An Enhanced Chicken Swarm Optimization Algorithm Using Gaussian and Tent Chaotic Map Functions

An Enhanced Chicken Swarm Optimization Algorithm Using Gaussian and Tent Chaotic Map Functions

Olatunji, Babatunde Lekan., Olabiyisi, Stephen Olatunde., Oyeleye, Christopher Akinwale, and Omotade, Adedotun Lawrence

Department of Computer Science, Ladoke Akintola University of Technology, Ogbomoso, Nigeria

DOI: https://doi.org/10.51584/IJRIAS.2025.100700059

Received: 25 June 2025; Accepted: 04 July 2025; Published: 08 August 2025

ABSTRACT

Nature-inspired optimization algorithms have proven effective in addressing complex optimization problems, but they often suffer from premature convergence to local optima.

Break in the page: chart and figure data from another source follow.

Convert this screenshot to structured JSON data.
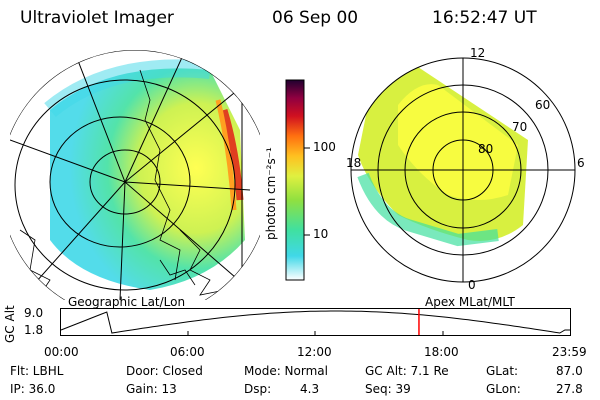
{
  "header": {
    "instrument": "Ultraviolet Imager",
    "date": "06 Sep 00",
    "time": "16:52:47 UT"
  },
  "colorbar": {
    "label": "photon cm⁻²s⁻¹",
    "ticks": [
      "100",
      "10"
    ]
  },
  "left_map": {
    "caption": "Geographic Lat/Lon"
  },
  "right_map": {
    "caption": "Apex  MLat/MLT",
    "mlt_labels": {
      "top": "12",
      "left": "18",
      "right": "6",
      "bottom": "0"
    },
    "lat_labels": [
      "60",
      "70",
      "80"
    ]
  },
  "timeline": {
    "ylabel": "GC Alt",
    "yticks": [
      "9.0",
      "1.8"
    ],
    "xticks": [
      "00:00",
      "06:00",
      "12:00",
      "18:00",
      "23:59"
    ],
    "current_marker_time": "16:52",
    "marker_color": "#ff0000"
  },
  "info": {
    "flt": "Flt: LBHL",
    "ip": "IP: 36.0",
    "door": "Door: Closed",
    "gain": "Gain: 13",
    "mode": "Mode: Normal",
    "dsp_label": "Dsp:",
    "dsp_value": "4.3",
    "gcalt": "GC Alt: 7.1 Re",
    "seq": "Seq: 39",
    "glat_label": "GLat:",
    "glat_value": "87.0",
    "glon_label": "GLon:",
    "glon_value": "27.8"
  }
}
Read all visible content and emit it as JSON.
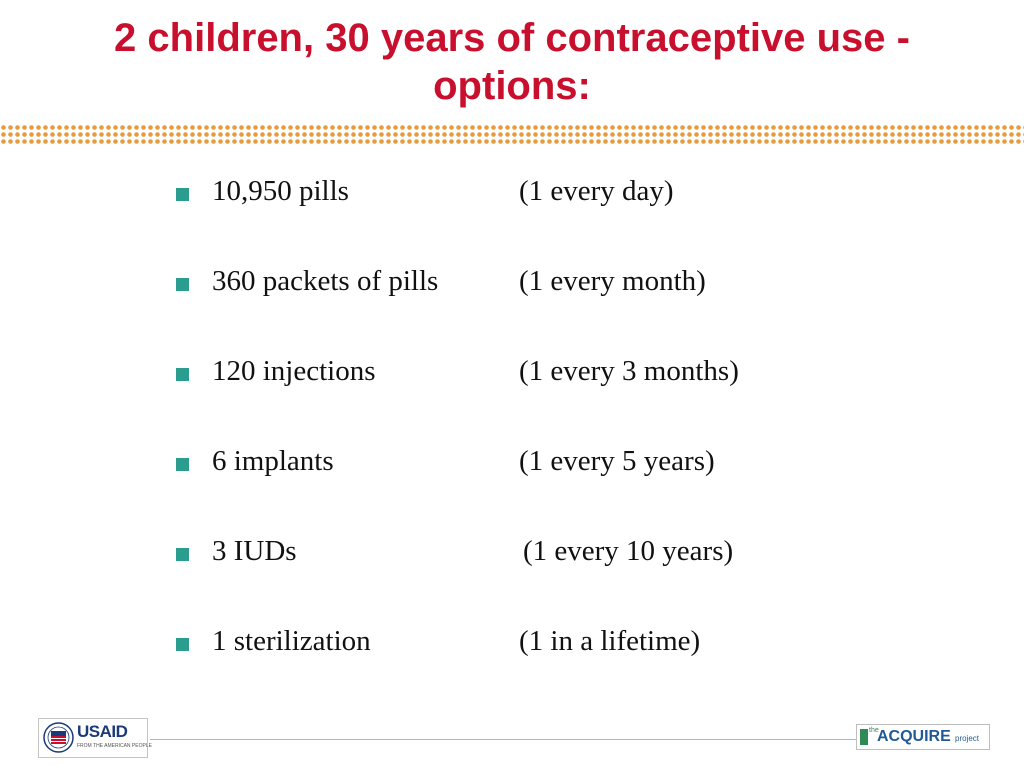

Chicken Swarm Optimization (CSO), modeled after the hierarchical behavior of chickens, is one such algorithm that, despite its strengths, can stagnate due to poor exploration dynamics. This study proposes an Enhanced Chicken Swarm Optimization (ECSO) algorithm that integrates chaotic map functions, specifically Gaussian and Tent maps, to improve its exploration capabilities and mitigate premature convergence. The developed enhancements dynamically influence the movement updates of roosters and hens, significantly improving the algorithm’s ability to discover globally optimal solutions. The ECSO is applied to optimise CNN in a forensic recognition task. Simulation results indicate that ECSO exhibits superior convergence behavior and search space coverage compared to the standard CNN and CSO optimized CNN. The developed algorithm demonstrates improved performance in both recognition accuracy and computational efficiency, validating its suitability for real-world forensic tasks.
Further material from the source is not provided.